Pero Charles no contaba con la la belleza que atrapó sus ojos una tarde de primavera, una tarde en que el aroma del azahar perfumaba el viento. Sus ojos se cruzarón; los de ella teñidos de verde, los de él bañados de mar. Y el reloj se paro en ese instante, él sonrió y a ella se le subieron los colores al rostro y sus labios de rosa sonrieron como jamás lo habían hecho antes.
El avanzó hasta ella y en un perfecto español se presentó como todo un caballero, le hablo de sus estudios, de sus sueños, y sin saber cómo estaban caminando por el parque del pueblo rodeado de sauces y azahares, conversando como si la vida ya los hubiera unido en otro tiempo. Charles siempre tenía una broma a flor de labios y Penelopé reía como hacía mucho no lo hacía, y la vida reía con ella.
Y así los días pasaron y Penelopé enamorada con la fuerza de sus pocos años, solo existía para respirar el aire de su aliento, perdida en la calma azul de sus ojos. Sus brazos eran el refugio que siempre busco, el lugar donde siempre quiso anidar.
Ya no le importo los chismes de las viejas, Charles era su esposo, su amante, aunque no hubieran papeles inútiles de por medio. Y él le murmuraba palabras de amor sencillas y tiernas que echaron al vuelo por primera vez su corazón de niña, él sabía que su libertad se había quedado enredada en aquella negra cabellera, sabía que si alguna vez fue ave de paso, lo había olvidado para dormir en sus brazos. Si alguna vez hubo bondad y belleza en su corazón fue enredado en su cuello, en sus senos de palomas blancas, en su cintura estrecha, en sus rincones jamás explorados. El era el primero, el caminante de sus rutas escondidas. Nunca fue sabio en amores; siempre fueron besos, una cama, un rostro, un nombre que al siguiente día olvidaría.De sus labios aprendió el amor, esos amores de los que nadie ha escrito, porque no se pueden poner en palabras.
Pero un día Charles tuvo que marchar, su padre le reclamaba, le amenazaba con ir a buscarle y traerle por la fuerza. Y él no quería que nadie dañara a su frágil flor, conocía bien a su padre y sabía que no se detendría ante nada.
Y una tarde plomiza de abril cogió su mochila, sus besos, sus últimos abrazos, su inocencia y se marchó.

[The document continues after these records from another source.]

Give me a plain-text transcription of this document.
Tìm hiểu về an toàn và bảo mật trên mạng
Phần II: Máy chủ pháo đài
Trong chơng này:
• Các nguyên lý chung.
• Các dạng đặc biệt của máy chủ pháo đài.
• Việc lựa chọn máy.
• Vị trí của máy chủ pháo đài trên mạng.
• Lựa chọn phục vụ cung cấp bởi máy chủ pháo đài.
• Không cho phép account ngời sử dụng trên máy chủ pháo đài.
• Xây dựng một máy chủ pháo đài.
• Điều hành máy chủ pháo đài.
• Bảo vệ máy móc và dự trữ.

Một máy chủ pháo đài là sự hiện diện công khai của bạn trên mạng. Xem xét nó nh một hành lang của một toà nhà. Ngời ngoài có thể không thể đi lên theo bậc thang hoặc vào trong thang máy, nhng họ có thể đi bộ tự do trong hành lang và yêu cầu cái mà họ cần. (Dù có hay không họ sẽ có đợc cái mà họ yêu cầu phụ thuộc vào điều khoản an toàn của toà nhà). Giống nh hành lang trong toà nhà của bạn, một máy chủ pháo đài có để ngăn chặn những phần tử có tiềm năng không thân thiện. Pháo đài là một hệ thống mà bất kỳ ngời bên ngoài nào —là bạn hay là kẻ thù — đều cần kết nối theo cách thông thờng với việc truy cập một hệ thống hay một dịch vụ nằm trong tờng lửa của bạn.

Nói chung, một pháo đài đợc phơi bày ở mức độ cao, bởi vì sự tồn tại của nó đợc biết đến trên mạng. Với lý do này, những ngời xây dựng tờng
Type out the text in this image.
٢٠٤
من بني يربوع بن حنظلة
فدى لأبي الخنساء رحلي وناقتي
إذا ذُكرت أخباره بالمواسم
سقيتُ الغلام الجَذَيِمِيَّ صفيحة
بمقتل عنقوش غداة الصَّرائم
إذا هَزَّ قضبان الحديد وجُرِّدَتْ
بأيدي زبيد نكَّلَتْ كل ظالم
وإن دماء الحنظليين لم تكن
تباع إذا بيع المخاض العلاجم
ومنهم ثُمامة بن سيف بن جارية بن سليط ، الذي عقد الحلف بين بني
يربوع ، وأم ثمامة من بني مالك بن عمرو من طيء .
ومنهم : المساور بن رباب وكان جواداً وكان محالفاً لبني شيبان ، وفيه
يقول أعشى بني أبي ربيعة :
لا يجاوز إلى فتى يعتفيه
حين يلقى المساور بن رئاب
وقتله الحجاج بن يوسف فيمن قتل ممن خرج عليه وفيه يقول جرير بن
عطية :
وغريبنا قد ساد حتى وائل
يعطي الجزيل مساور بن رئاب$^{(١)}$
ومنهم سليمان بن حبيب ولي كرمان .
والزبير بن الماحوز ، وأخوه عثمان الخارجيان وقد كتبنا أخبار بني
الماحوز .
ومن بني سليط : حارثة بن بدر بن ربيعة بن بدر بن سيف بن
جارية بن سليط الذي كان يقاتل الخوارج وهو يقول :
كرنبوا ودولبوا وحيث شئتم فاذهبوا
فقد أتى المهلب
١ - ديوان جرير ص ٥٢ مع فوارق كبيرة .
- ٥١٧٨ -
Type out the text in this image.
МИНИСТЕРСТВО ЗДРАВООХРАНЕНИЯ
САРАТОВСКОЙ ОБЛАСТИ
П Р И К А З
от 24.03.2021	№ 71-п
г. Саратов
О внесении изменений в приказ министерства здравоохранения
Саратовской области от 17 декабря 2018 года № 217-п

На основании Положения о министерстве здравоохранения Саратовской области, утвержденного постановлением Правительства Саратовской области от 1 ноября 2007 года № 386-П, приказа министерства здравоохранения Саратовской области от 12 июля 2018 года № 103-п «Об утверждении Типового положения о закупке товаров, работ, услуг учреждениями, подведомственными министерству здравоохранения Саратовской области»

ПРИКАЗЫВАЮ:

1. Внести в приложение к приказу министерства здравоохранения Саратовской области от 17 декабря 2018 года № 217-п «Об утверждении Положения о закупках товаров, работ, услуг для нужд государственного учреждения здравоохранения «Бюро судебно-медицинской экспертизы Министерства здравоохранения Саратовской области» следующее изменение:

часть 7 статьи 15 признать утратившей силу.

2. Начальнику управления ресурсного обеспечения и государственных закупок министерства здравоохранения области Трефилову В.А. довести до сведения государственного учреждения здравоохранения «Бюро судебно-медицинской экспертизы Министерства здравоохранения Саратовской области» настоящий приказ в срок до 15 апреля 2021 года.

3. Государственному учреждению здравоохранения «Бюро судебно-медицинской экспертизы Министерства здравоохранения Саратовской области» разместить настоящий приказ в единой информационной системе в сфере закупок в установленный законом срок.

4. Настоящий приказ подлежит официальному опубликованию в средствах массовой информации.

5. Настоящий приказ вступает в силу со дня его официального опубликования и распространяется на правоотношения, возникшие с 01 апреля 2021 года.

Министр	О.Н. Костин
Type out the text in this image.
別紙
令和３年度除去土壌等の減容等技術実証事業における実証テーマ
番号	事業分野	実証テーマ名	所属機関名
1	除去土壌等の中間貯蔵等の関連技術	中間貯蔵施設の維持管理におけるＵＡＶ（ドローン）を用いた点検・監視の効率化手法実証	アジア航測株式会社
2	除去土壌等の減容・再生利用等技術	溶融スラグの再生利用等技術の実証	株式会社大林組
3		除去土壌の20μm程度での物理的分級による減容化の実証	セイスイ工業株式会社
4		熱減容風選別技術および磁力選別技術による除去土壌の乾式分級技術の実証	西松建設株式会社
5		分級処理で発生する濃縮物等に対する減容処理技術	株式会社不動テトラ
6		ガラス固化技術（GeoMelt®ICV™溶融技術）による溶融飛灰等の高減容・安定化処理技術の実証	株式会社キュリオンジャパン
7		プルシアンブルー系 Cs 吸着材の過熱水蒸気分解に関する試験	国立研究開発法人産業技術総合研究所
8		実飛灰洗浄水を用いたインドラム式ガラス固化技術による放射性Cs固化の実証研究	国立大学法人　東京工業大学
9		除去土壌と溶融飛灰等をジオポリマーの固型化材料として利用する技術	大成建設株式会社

- Adios amor mío, no me llores volveré antes que de los sauces caigan las hojas. Piensa en mí, volveré yo por ti.

Pobre infeliz, se paro su reloj infantil, cuando su amante se marcho. Y la chiquilla ya no rió más y cada domingo se sentaba en el andén esperando a que su Charles volviera. Y al caer la tarde, con el último tren se marchaba a casa y se dormía con el perfume de su cuerpo que aún creía sentir en la vieja almohada, le parecía ver su silueta dibujada en la cama, entonces cerraba los ojos soñando, perdida en aquella mirada azul que una vez fue solo para ella.
Poco a poco la razón la fue abandonando, porque también la tristeza mata el alma, y el vacío se fue quedando prendido en sus pensamientos.
Penelopé, tristeza a fuerza de esperar, sus ojos de hierba se encendían cuando un tren silbaba a lo lejos; esperando que su amante bajara de uno de los vagones y la envolviera en sus brazos. Los pasajeros bajaban uno tras otro pasando delante de ella, les oye hablar, pero para Penelopé solo son muñecos.
Penelopé ya no es la belleza de antaño, su cabello de azabache ha perdido su brillo de estrella y unas hebras de plata se escurren en sus ondas; sus ojitos de hierba ya no relucen más; su rostro de porcelana, luce algunas arrugas que el tiempo y la pena han sabido dejar. Algunos sonríen, porque ella ignora el tiempo transcurrido y aún sueña que es la belleza del pueblo con su vestido de domingo, ya pasado de moda.
Dicen en el pueblo que el caminante volvió, y la encontró en su banco de pino de verde.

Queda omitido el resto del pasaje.